Un lamentable episodio de inseguridad sacudió el barrio Cerrito y San Salvador de Mar del Plata, donde un jubilado de 78 años fue víctima de un violento robo en su propio hogar. El delincuente, con un modus operandi que se asemeja al conocido “cuento del tío”, se hizo pasar por un operario de la empresa de gas Camuzzi para ingresar a la vivienda y perpetrar el asalto.

El hecho tuvo lugar el pasado miércoles al mediodía, cuando la víctima se disponía a cerrar la reja de su domicilio. En ese instante, un hombre de mediana edad, de contextura alta y cabello canoso, vistiendo un uniforme de la compañía de gas, se aproximó con la excusa de verificar una supuesta deuda en las facturas del servicio. Confiado por la apariencia del desconocido, el jubilado le permitió el acceso a su propiedad.

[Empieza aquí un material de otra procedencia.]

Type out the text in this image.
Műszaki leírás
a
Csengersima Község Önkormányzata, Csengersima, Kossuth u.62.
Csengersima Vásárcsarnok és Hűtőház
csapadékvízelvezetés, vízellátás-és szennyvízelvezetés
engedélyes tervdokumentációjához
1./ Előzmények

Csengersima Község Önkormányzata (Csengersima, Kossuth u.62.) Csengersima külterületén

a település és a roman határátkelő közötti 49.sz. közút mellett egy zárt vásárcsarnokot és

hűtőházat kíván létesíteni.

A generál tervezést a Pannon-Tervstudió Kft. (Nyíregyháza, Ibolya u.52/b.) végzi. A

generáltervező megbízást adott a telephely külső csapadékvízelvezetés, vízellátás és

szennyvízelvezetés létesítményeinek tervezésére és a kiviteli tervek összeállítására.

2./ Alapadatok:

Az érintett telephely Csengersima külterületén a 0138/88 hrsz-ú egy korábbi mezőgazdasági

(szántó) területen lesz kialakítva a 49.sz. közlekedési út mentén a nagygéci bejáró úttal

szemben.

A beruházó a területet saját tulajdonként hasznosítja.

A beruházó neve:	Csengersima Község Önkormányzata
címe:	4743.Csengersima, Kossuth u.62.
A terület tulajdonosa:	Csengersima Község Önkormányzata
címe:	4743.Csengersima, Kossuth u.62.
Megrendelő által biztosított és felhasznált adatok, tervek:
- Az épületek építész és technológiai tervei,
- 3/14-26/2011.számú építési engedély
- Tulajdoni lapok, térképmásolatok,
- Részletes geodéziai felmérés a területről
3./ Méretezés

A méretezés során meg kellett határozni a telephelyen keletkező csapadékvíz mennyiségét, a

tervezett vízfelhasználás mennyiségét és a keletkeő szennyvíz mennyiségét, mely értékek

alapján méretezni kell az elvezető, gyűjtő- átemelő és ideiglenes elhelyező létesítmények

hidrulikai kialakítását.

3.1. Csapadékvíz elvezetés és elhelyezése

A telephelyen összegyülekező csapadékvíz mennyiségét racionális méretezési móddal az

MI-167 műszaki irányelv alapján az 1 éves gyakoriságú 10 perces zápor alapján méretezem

Una vez dentro, la situación dio un giro dramático. El impostor desenfundó una picana eléctrica y, bajo amenazas, obligó al anciano a dirigirse al fondo de la casa. Allí, lo despojó de una suma cercana a los 900.000 pesos, dinero que correspondía a su jubilación y al aguinaldo. Un familiar de la víctima expresó la angustia que atraviesa el hombre, quien percibe la jubilación mínima, y lamentó la crueldad del engaño.

La investigación preliminar sugiere que el ladrón no actuó en solitario. Tras concretar el robo, escapó rápidamente en un vehículo que lo aguardaba en las cercanías, conducido por un cómplice que actuaba como campana. Este tipo de hechos, según vecinos y familiares, son cada vez más frecuentes en la zona, generando una profunda sensación de inseguridad y la percepción de que los delincuentes estudian previamente a sus víctimas.

Este incidente se suma a otro violento asalto ocurrido a mediados del mes pasado, también en Mar del Plata. En aquella ocasión, cuatro delincuentes irrumpieron en una vivienda de Guido al 1100, trepando por un balcón para atacar a un matrimonio de jubilados, ambos de 86 años. Las víctimas fueron sorprendidas mientras dormían, reducidas y golpeadas para que entregaran sus ahorros. Los ladrones se llevaron dinero, joyas e incluso sus alianzas de oro.

La rápida alerta de los vecinos movilizó a la Policía, que llegó al lugar mientras los delincuentes intentaban huir. Se desató una intensa persecución por varias cuadras, durante la cual los asaltantes dispararon contra los patrulleros y arrojaron “miguelitos” a la calzada, inutilizando uno de los vehículos policiales. A pesar de los disparos, no se reportaron heridos.

Finalmente, los asaltantes abandonaron el rodado, una Honda CRV blanca con patentes falsas que tenía pedido de secuestro por robo, en la zona de Magnasco y Rosales, y escaparon a pie, perdiéndose de vista. Dentro de la casa asaltada, los investigadores hallaron una escalera y diversas herramientas, evidencias clave para la reconstrucción del hecho que ahora está a cargo del fiscal Mariano Moyano.

A pesar de los golpes, la pareja de jubilados fue asistida y no sufrió lesiones de gravedad que comprometieran su vida. La Justicia busca determinar si existe conexión entre estos hechos y otros robos similares registrados en la ciudad en las últimas semanas, reforzando la preocupación por la seguridad de los adultos mayores.